Week 9: Policy iteration
=============================================================================================================

{{ m.embed_game('week9_policy_iteration') }}

.. topic:: Controls
    :class: margin

    :kbd:`arrows`
        Move pacman and execute a step of the policy iteration algorithm
    :kbd:`Space`
        Take a single action according to the current policy :math:`\pi`
    :kbd:`m`
        Change between the value function :math:`v` and action-value function :math:`q`.
    :kbd:`p`
        Follow the current policy
    :kbd:`r`
        Reset the game

    .. rubric:: Run locally

    :gitref:`../irlc/lectures/lec09/unf_policy_improvement_gridworld.py`.



What you see
^^^^^^^^^^^^^^^^^^^^^^^^^^^^^^^^^^^^^^^^^^^^^^^^^^^^^^^^^^^^^^^^^^^^^^^^^^^^^^^^^^^^^^^^^^^^^^^^^^^^^^^^^
The example shows the policy iteration algorithm on a simple (deterministic) gridworld with a living reward of :math:`-0.05` per step and no discount (:math:`\gamma = 1`). The goal is to get to the upper-right corner.

The algorithm will first evaluate the current policy for exactly :math:`20` steps. Then it will perform a single policy improvement step. That means the algorithm agrees with policy evaluation for the first 20 steps.

The algorithm begins with a random policy (where each action is taken with probability :math:`\pi(a|s) = \frac{1}{4}`). You can
change between the value-function and action-value function by pressing :kbd:`m`.

Note that the algorithm will show the current policy as arrows.
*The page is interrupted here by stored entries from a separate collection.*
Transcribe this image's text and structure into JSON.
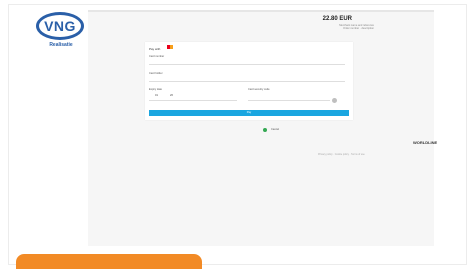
{
  "logo": {
    "letters": "VNG",
    "tagline": "Realisatie"
  },
  "payment": {
    "amount": "22.80 EUR",
    "merchant_line1": "Merchant name and reference",
    "merchant_line2": "Order number · description"
  },
  "card": {
    "pay_with_label": "Pay with",
    "card_number_label": "Card number",
    "card_holder_label": "Card holder",
    "expiry_label": "Expiry date",
    "expiry_month": "01",
    "expiry_year": "26",
    "cvc_label": "Card security code",
    "pay_button": "Pay"
  },
  "cancel_label": "Cancel",
  "brand": "WORLDLINE",
  "footer": "Privacy policy · Cookie policy · Terms of use"
}
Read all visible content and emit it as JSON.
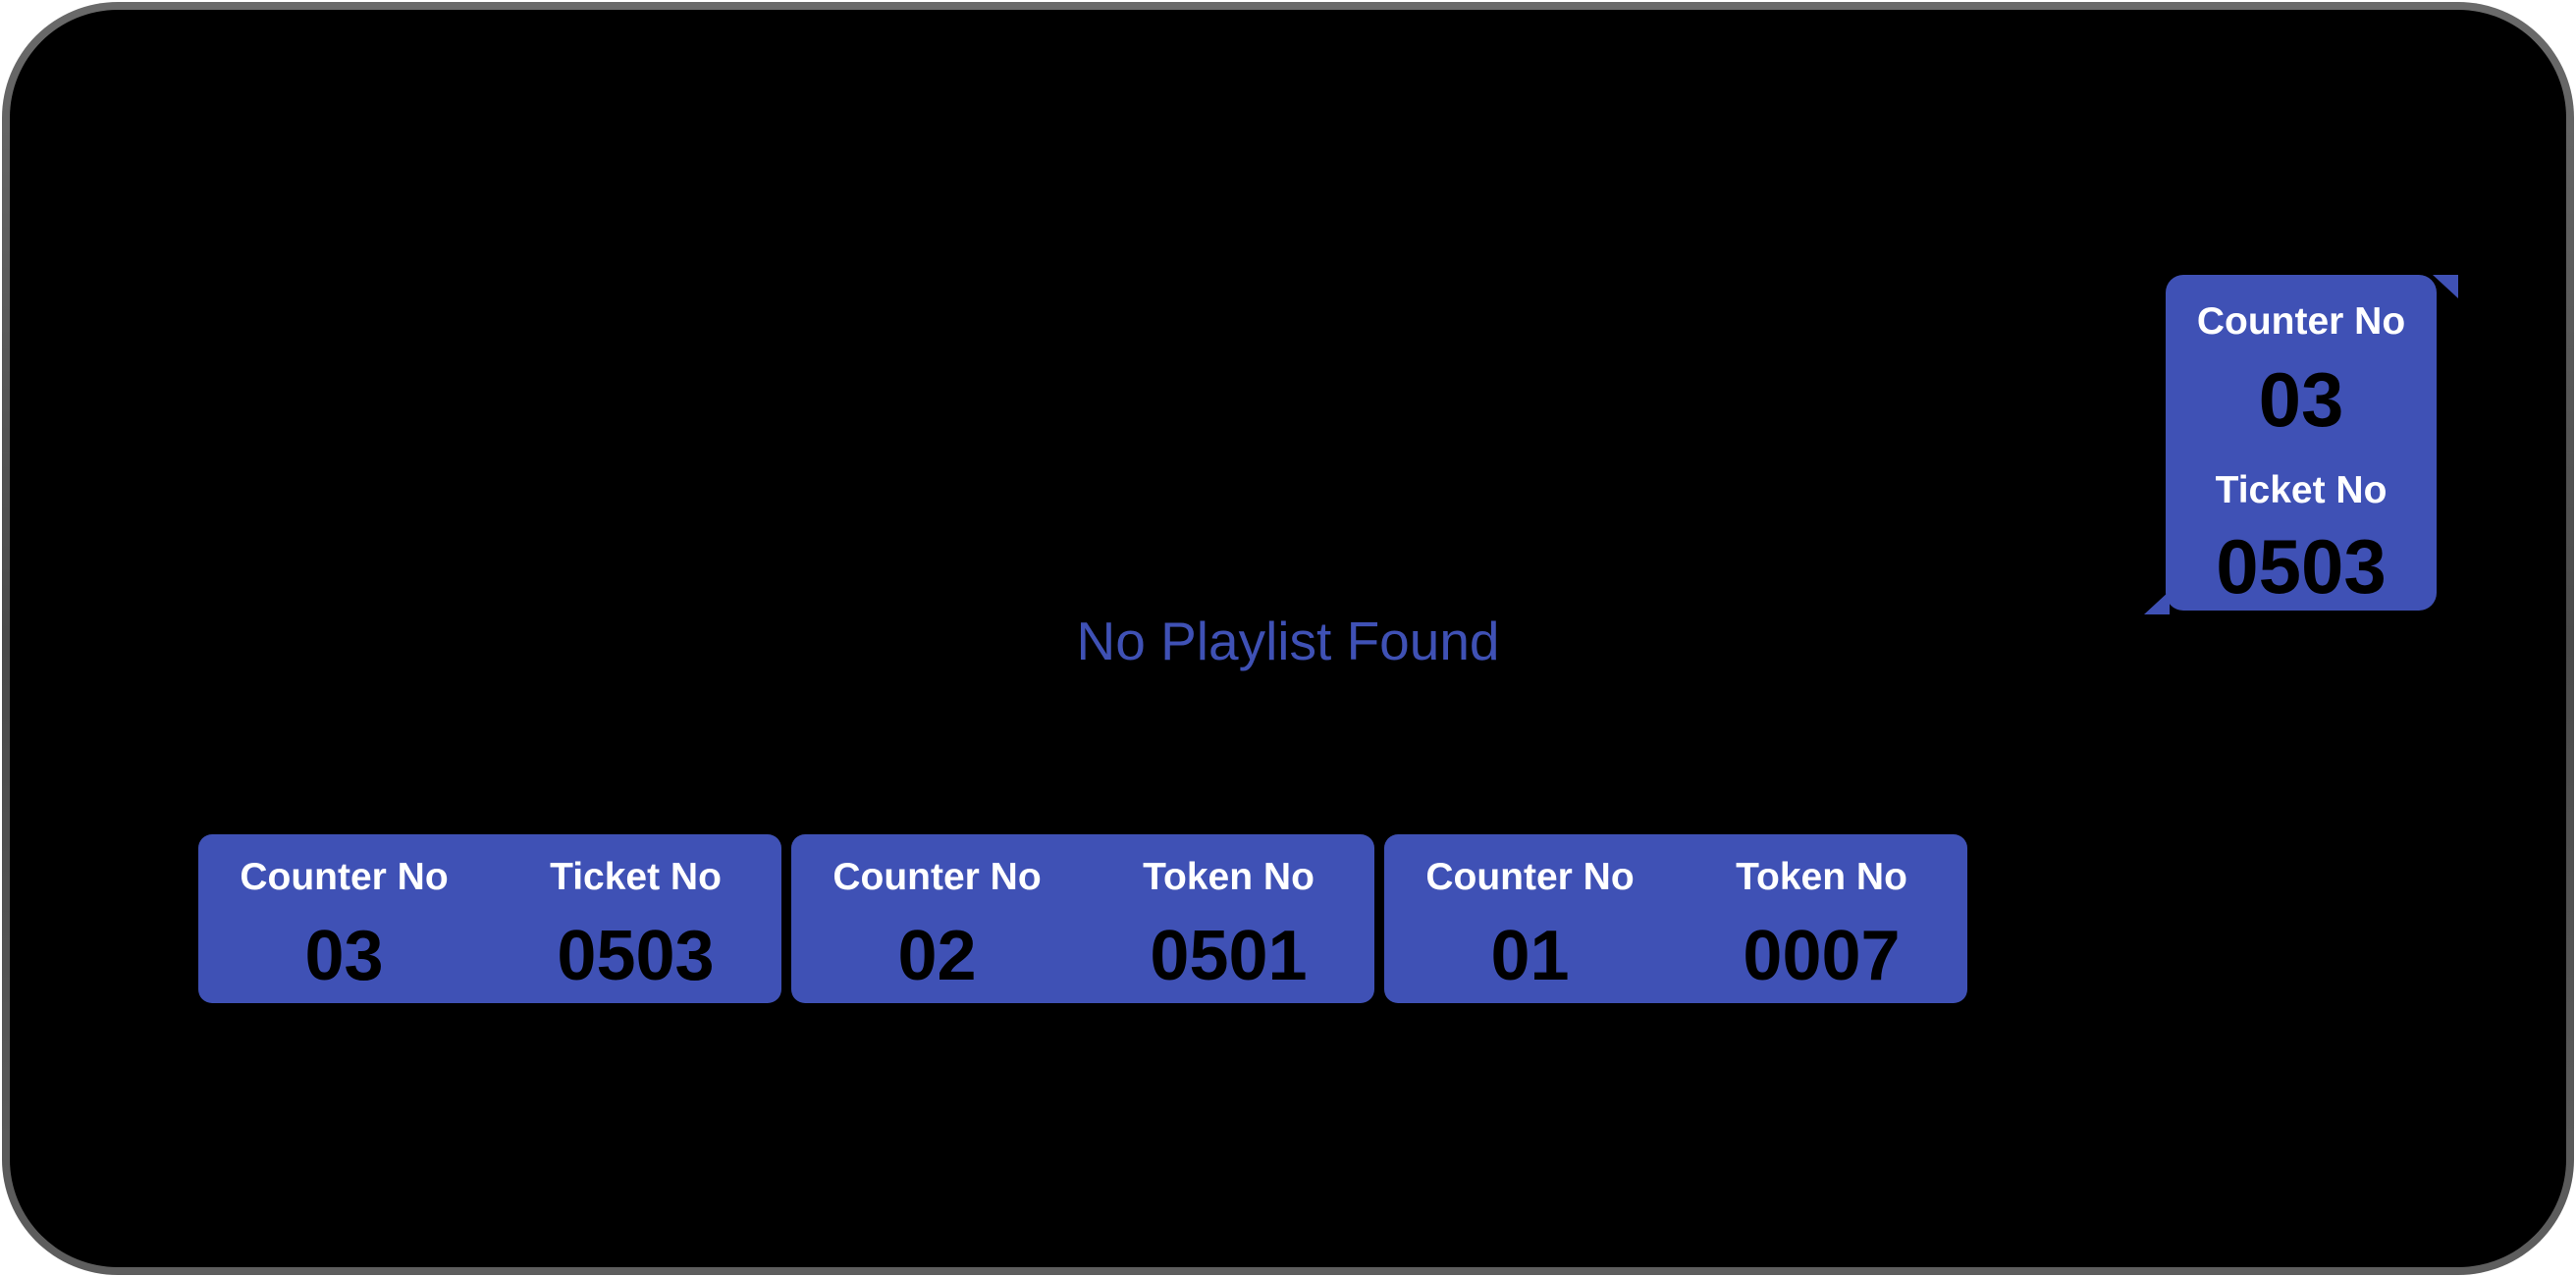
{
  "status_message": "No Playlist Found",
  "current_call": {
    "counter_label": "Counter No",
    "counter_value": "03",
    "ticket_label": "Ticket No",
    "ticket_value": "0503"
  },
  "history": [
    {
      "counter_label": "Counter No",
      "counter_value": "03",
      "number_label": "Ticket No",
      "number_value": "0503"
    },
    {
      "counter_label": "Counter No",
      "counter_value": "02",
      "number_label": "Token No",
      "number_value": "0501"
    },
    {
      "counter_label": "Counter No",
      "counter_value": "01",
      "number_label": "Token No",
      "number_value": "0007"
    }
  ],
  "colors": {
    "accent": "#3f51b5",
    "background": "#000000",
    "label_text": "#ffffff",
    "value_text": "#000000"
  }
}
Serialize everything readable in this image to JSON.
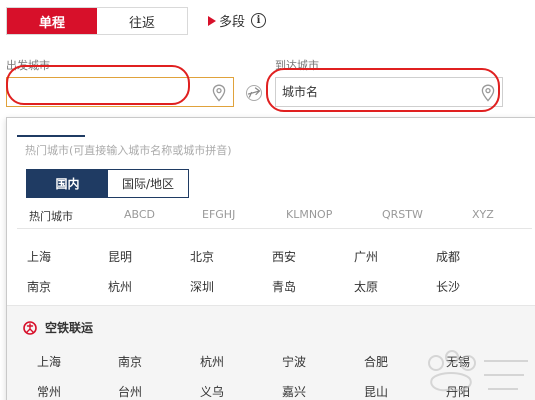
{
  "trip_types": {
    "one_way": "单程",
    "round_trip": "往返",
    "multi_city": "多段"
  },
  "from": {
    "label": "出发城市",
    "value": "",
    "placeholder": ""
  },
  "to": {
    "label": "到达城市",
    "value": "",
    "placeholder": "城市名"
  },
  "panel": {
    "hint": "热门城市(可直接输入城市名称或城市拼音)",
    "region_tabs": [
      "国内",
      "国际/地区"
    ],
    "letter_tabs": [
      "热门城市",
      "ABCD",
      "EFGHJ",
      "KLMNOP",
      "QRSTW",
      "XYZ"
    ],
    "hot_cities": [
      "上海",
      "昆明",
      "北京",
      "西安",
      "广州",
      "成都",
      "南京",
      "杭州",
      "深圳",
      "青岛",
      "太原",
      "长沙"
    ],
    "rail": {
      "title": "空铁联运",
      "cities": [
        "上海",
        "南京",
        "杭州",
        "宁波",
        "合肥",
        "无锡",
        "常州",
        "台州",
        "义乌",
        "嘉兴",
        "昆山",
        "丹阳"
      ]
    }
  },
  "colors": {
    "brand_red": "#d7102a",
    "navy": "#1f3b63",
    "focus_border": "#e0a23b",
    "annotation_red": "#e02020"
  },
  "icons": [
    "info-icon",
    "location-pin-icon",
    "swap-plane-icon",
    "railway-logo-icon"
  ]
}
The algorithm will converge after a few policy-iteration steps and thereby compute both :math:`v^*(s)` and :math:`q^*(s, a)` (depending on the view-mode).  These represent the expected reward according to the (optimal!) policy :math:`\pi^*`.

How it works
^^^^^^^^^^^^^^^^^^^^^^^^^^^^^^^^^^^^^^^^^^^^^^^^^^^^^^^^^^^^^^^^^^^^^^^^^^^^^^^^^^^^^^^^^^^^^^^^^^^^^
As stated, you should see the policy-evaluation example :ref:`policy_evaluation` ./to understand how the algorithm works for the first 20 steps. After the (initially random) policy is evaluated, the algorithm will update the
current policy by being greedy with respect to the value/action-value function (the step is the same in either case). The policy is always indicated by the arrows.

After the update the process begins over with 20 more evaluations of the (updated) policy.